Я уж думал, обойдется – думал, что улечу без разговоров.

– Вот это работенка! – сказал я о хоккеисте, который на разминке вдруг швырнул шайбу через весь телеэкран.

– А как Галька?.. Чего ты молчишь?

И тогда я рассказал. Пришлось. Бученков спросил:

– А что дальше? Галька выйдет замуж за этого усатого хирурга?

– Видимо, да, – сказал я как можно небрежнее.

– Не понимаю.

– Чего ты не понимаешь?

– Бился за нее, бился. И вдруг – смываешься.

Я объяснил. Была замужем, жила с Еремеевым – это все ошибки и мелочи, это не препятствие. Во всяком случае, для меня это не смертельно. А теперь она любит, и это совсем другое дело. Это как под поезд попасть. И теперь делать мне здесь нечего.

Мои слова были толковы и точны. И смысл был. И логика. Все было, правды не было. Потому что на самом-то деле я о Гальке пока не думал. Ни разу еще не подумал с тех пор, как увидел ее и рядом с ней усача хирурга в окружении воркующих теток. Я откладывал на после. Откладывал и откладывал.

– А как Еремеев? Муж ее?

– Молчит.

– Мучается? – интересовался Бученков подробностями.

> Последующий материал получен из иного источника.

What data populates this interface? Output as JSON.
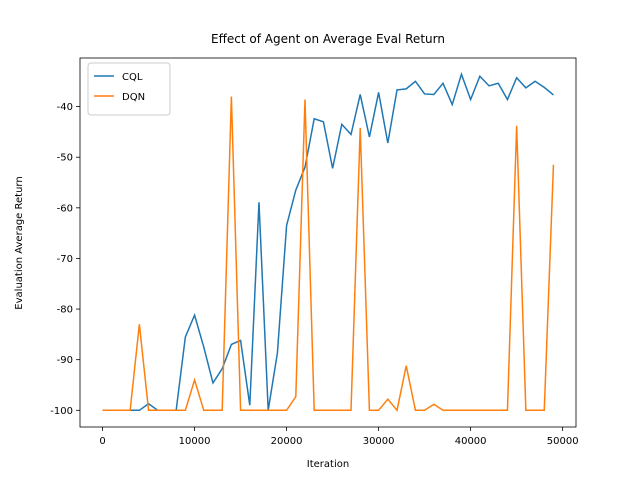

– Наверняка. Я видел – сидит и без передышки в подкидного режется.

– И ничего не предпринимает?

– А что тут предпринять можно? Он ведь тоже как под поезд попал… Чаю еще заварить?

– А не будем всю ночь ворочаться?

– Да ну!

Кончался первый период. Команда играла в меньшинстве, трибуны ревели, и наш телевизор ревел их ревом – хоккей и зритель, так уж оно задумано. Я пошел выключить газ под уже закипевшим чайником и только поэтому, отдалившись и отделившись от шума, уловил, что в дверь позвонили. Звонок.

Звонок был негромкий. Одноразовый. Бученков, припавший к телевизору, его попросту не слышал.

Я нес чайник. Поставил его на коврик у двери, чтоб освободить руки, и открыл. Передо мной стоял парень. Самый обыкновенный.

– У меня тут вещичка, – сказал он.

– Что?

– Вещичка импортная. Хочешь глянуть?

И вот удивительно. Никогда не покупал я вещичек. Не покупал, не знал этого дела, да и вообще довольно равнодушен к шмоткам. Однако я кивнул ему и вышел на лестничную клетку.

Я вышел, и в ту же секунду (не минуту, а именно секунду) мне стало плохо. Удар пришелся куда-то в область виска. Бил не тот, к которому я вышел, а второй – сбоку. Всего их было трое.

Дверь они прикрыли. Так что кино продолжалось в полной тишине на просторной лестничной клетке. И не появилось ни души. Люди были заняты хоккеем. К тому же я не кричал, уже не смог. Я помню удар в сплетение такой силы, что мне показалось, что все кончено. И помню удар поперек спины, это когда я заваливался. Тут я уж точно знал, что отдал богу душу. Били велосипедной цепью.

Но я не отдал душу. Я даже зачем-то попытался встать – и встал – и опять очень скоро улегся.

Потом я лежал, пускал пузыри разбитыми губами. А надо мной, заглядывая мне в лицо, появился Сынуля. Он самый. Мой родственничек. Он и был третьим.

Он довольно четко высказал все, что обо мне думал.

Он добавил:

– Сволочь. У меня скоро опять будет все, что мне хочется. Ты запомнил?

Я запомнил. И еще вот что запомнил:

– Ты, сволочь, думал мне сделать хуже. Ты себе сделал хуже.

Словом, он выступил. Высказался, чтоб облегчить душу. Потому что избиение не утолило его вполне.

* * *

Очухавшись, я выскочил из подъезда и помчался за ними. Но оказалось, что слаб – колени не держали меня. И голова была не своя, будто на нее надели гулкую и тяжелую кастрюлю.

Я зашатался и вдруг плюхнулся на скамейку у какого-то дома. На улице было пустынно. Одни фонари. И откуда-то из распахнутой фортки доносились хоккейные страсти. Я брал снег со скамьи и прикладывал к губам. И потихоньку его ел.